Napheesa Collier, Lynx
Gold: women’s basketball
Playing for her Lynx coach Cheryl Reeve, Collier helped the U.S. women’s basketball team win its eighth consecutive gold medal — the first Olympic team, male or female, to achieve such a streak. In the midst of an MVP-caliber WNBA season, derailed by five games missed with plantar fasciitis pain heading into Olympic break, Collier, 27, bounced back from injury and started each of Team USA’s six games.
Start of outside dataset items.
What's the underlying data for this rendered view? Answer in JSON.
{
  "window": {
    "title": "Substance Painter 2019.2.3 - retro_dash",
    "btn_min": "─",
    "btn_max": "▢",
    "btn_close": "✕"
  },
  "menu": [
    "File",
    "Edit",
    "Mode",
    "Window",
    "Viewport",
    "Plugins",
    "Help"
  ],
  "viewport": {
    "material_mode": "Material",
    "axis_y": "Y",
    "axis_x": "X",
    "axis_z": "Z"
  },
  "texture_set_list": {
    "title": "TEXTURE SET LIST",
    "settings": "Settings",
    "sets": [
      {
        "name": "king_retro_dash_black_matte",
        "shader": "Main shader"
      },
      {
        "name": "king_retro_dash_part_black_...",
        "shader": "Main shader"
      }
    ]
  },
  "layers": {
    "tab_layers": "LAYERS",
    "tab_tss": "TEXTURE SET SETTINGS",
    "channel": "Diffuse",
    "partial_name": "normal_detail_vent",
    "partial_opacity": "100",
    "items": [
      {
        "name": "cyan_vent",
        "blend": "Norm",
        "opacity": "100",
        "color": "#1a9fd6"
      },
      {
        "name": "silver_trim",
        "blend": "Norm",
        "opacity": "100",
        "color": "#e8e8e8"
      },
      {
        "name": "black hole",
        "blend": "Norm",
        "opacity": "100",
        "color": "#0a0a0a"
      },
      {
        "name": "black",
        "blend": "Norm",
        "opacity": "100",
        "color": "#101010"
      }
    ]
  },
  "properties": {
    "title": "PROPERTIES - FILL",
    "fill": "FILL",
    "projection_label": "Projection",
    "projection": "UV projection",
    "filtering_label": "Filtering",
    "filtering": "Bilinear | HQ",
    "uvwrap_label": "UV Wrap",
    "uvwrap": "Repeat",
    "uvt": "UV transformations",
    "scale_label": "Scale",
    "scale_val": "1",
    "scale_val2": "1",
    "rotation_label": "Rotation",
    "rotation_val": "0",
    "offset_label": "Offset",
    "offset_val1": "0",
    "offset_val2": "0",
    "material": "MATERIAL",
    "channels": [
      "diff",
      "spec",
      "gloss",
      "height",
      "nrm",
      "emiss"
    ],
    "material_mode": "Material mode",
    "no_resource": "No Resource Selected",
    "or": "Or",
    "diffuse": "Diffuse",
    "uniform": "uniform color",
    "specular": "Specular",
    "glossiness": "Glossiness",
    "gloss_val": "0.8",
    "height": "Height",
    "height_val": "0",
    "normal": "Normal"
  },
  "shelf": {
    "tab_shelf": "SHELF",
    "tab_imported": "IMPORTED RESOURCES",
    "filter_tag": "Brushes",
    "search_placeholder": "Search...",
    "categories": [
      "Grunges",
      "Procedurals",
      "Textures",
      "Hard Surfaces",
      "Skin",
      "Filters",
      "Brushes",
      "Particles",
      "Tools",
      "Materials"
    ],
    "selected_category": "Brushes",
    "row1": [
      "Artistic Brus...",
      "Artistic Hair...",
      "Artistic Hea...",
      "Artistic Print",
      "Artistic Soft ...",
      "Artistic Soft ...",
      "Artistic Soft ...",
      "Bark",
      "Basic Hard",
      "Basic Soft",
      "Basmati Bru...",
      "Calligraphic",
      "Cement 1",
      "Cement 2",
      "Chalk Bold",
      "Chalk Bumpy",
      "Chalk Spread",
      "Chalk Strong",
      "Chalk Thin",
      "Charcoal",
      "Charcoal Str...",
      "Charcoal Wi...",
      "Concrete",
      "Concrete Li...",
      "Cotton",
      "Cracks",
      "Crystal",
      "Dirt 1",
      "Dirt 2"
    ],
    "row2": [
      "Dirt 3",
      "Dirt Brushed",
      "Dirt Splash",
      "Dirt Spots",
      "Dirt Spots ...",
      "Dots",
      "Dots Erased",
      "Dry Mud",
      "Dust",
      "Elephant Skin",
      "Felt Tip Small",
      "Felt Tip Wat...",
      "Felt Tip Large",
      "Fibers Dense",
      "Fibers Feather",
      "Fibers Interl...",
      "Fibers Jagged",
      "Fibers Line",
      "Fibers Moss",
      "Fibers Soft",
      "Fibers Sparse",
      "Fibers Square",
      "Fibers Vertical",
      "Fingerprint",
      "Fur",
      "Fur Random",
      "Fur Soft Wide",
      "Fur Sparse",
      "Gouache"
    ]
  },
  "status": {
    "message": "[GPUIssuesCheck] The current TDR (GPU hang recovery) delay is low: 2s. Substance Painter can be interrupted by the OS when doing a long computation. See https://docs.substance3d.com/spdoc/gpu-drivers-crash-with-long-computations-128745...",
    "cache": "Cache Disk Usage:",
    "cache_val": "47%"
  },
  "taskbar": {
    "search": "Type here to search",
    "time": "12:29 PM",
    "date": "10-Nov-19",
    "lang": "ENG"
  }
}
She averaged 6.7 points and 6.5 rebounds, stepping into a larger role than she had in Tokyo, where she was the youngest player on the U.S. roster and played the least.
Anthony Edwards, Timberwolves
Gold: men’s basketball
When Edwards wasn’t challenging other U.S. Olympians to ping-pong matches at his first Summer Games, the 23-year-old Timberwolves star was the leading scorer for the U.S. men’s basketball team entering the semifinals, averaging 16.8 points a game. But he saw his minutes and points drop as the tournament wound down and the U.S. leaned on its veterans to win the program’s fifth consecutive gold medal, and 16th overall, with a 98-87 win over France. Edwards ended up averaging 12.8 points, 2.3 rebounds and 1.3 steals in six games.
Jordan Thompson, Edina
Silver: women’s volleyball
Edina’s Thompson, 27, won her second Olympic medal with the U.S. women’s volleyball team — and this time, she got to take the floor in the team’s knockout rounds. In Tokyo, an ankle injury in pool play kept the University of Cincinnati alum off the court as the U.S. women won their first Olympic gold medal after she had led the team in points through its first three matches. In Paris, Thompson was the team’s leading scorer in the gold medal match, with eight points in a 3-0 loss to top-ranked Italy.